Although tinnitus is well tolerated by most of the affected people, 1 to 2 % experience severe distress. Why this is so is poorly understood. The notion that non-auditory factors play a critical role in tinnitus-related distress is a central theme of our research program, emphasizing theaffective (distress) dimensions of tinnitus. Accordingly, our research also focuses on tinnitus co-morbidities such as stress [2-3] and sleep problems [4, 5], and how they can either modulate or be modulated, by the presence of tinnitus- a typical (and intriguing) chicken and egg conundrum.

Hyperacusis is defined as abnormally excessive intolerance to common sounds in the environment, in spite of normal or near-normal hearing. For instance, a hyperacusis sufferer cannot tolerate certain sounds perceived as normal by others, nor tolerate noisy environments. In other words, the person becomes hypersensitive to, and behaviourally ill affected by environmental sounds. Remarkably, there is no consensus concerning the prevalence of hyperacusis, partly because of a lack of objective criteria and variable definition from one study to another.
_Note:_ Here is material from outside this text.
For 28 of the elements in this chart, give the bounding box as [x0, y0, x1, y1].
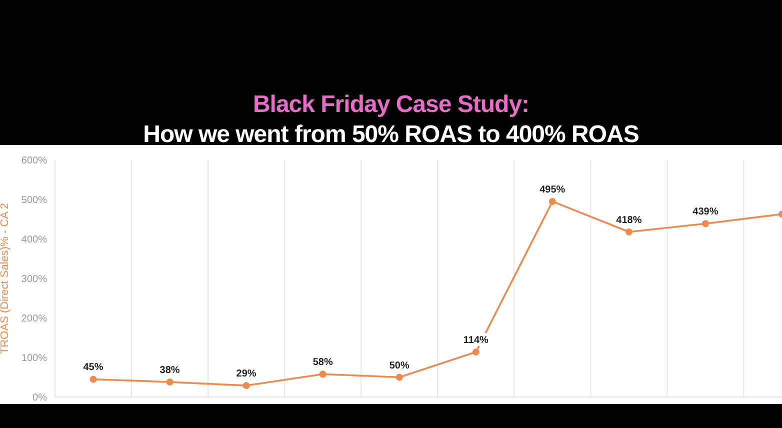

Tinnitus and hyperacusis can be viewed as pathologies of loudness perception, which is the attribute of an auditory percept that can be ordered on a scale from quiet to loud. We are interested in exploring how normal loudness is encoded in the brain and how it can be modulated in normal hearing listeners. In order to better understand the mechanisms of normal loudness, tinnitus and hyperacusis, and to plan intervention studies, our laboratory recruits highly qualified people from a wide range of disciplines: we recruit and welcome graduate students with an Audiology, Neuroscience, Psychology, Music, Engineering, and Life Sciences background.

  1. Shargorodsky, J., G.C. Curhan, and W.R. Farwell, Prevalence and characteristics of tinnitus among US adults. Am J Med, 2010. 123(8): p. 711-8.
  2. Simoens, V.L. and S. Hébert, Cortisol suppression and hearing thresholds in tinnitus after low-dose dexamethasone challenge.BMC Ear Nose Throat Disord, 2012. 12: p. 4.
  3. Hébert, S., B. Canlon, and D. Hasson, Emotional Exhaustion as a Predictor of Tinnitus. Psychother Psychosom, 2012. 81(5): p. 324-326.
  4. Hébert, S., S. Fullum, and J. Carrier, Polysomnographic and quantitative electroencephalographic correlates of subjective sleep complaints in chronic tinnitus. J Sleep Res, 2011. 20(1 Pt 1): p. 38-44.
  5. Hébert, S. and J. Carrier, Sleep Complaints in Elderly Tinnitus Patients: A Controlled Study. Ear Hear, 2007. 28(5): p. 649-655.